On that base (preferred by OP as far as I have understood him) it is logical that the compiler will reject first line in following code:

FlexInterval<LocalDate> interval = 
  new FlexInterval<LocalDate>(today, today); // compile-error
System.out.println(interval.contains(LocalDate.of(2013, 4, 1));

The reason is that LocalDate does not implement Comparable<LocalDate> but Comparable<ChronoLocalDate>. So if we go instead with the approach of @JBNizet and write with the simplified upper bound for T (just Temporal) and then use type-erasure at runtime:

public class FlexInterval<T extends Temporal> {

  ...

  @SuppressWarnings("unchecked") // code smell!
  public boolean contains(T test) {
    Comparable<T> t1 = (Comparable<T>) this.from;
    Comparable<T> t2 = (Comparable<T>) this.to;
    return (t1.compareTo(test) <= 0) && (t2.compareTo(test) >= 0);
  }
}

This code compiles. And at runtime:

FlexInterval<LocalDate> interval = 
  new FlexInterval<LocalDate>(today, today);
System.out.println(interval.contains(LocalDate.of(2013, 4, 1));
// output: false

All fine? No. A negative example demonstrates the unsafety of the new generic FlexInterval-signature (the compiler warning has its reason). If we just choose an abstract type at runtime (some users might do this in "universal" (bad) helper classes):

LocalDate today = LocalDate.now();
FlexInterval<Temporal> interval = new FlexInterval<Temporal>(today, today);
System.out.println(interval.contains(LocalDate.of(2013,4,1))); // output: false
System.out.println(interval.contains(LocalTime.now()));

... then the code compiles again, but we get:

Exception in thread "main" java.lang.ClassCastException: java.time.LocalTime can
not be cast to java.time.chrono.ChronoLocalDate
        at java.time.LocalDate.compareTo(LocalDate.java:137)
        at FlexInterval.contains(FlexInterval.java:21)

Conclusion:

The type-safety strongly requires self-referencing generics (not supported by JSR-310) AND concrete types. Since JSR-310-team has intentionally avoided generics where ever they can users willing to use JSR-310 should respect this design decision and also avoid generics in their application code. Users are best advised if they just use concrete final types, no general-purpose generified classes (which can not be completely safe).
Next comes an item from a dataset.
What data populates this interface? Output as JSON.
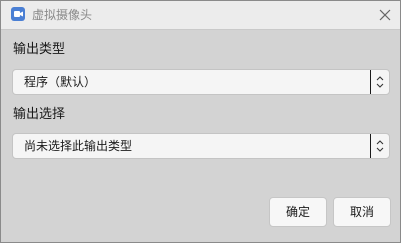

Most important lesson: Avoid the interface Temporal in any application code.

To be noted: The hostile attitude over for generics is not my personal view. I myself can well imagine a time library which is generified. But this is another subject we don't speak about in this topic.

Drumfire answered 28/5, 2014 at 11:13 Comment(0)
T
0

I solved it this way:

public class TemporalRange<T extends Temporal & Comparable<? super T>> implements Iterable<T>

The class then provides an Iterator<T> and Spliterator<T>, in addition to stream() and parallelStream() methods. I require type casts to (T) when I'm using the plus() method, but the java.time package does that as well, so hey.

It can be found here: https://github.com/SeverityOne/time-ext

Still in its infancy at the time of writing, not much in terms of unit tests, and no checking against endless loops.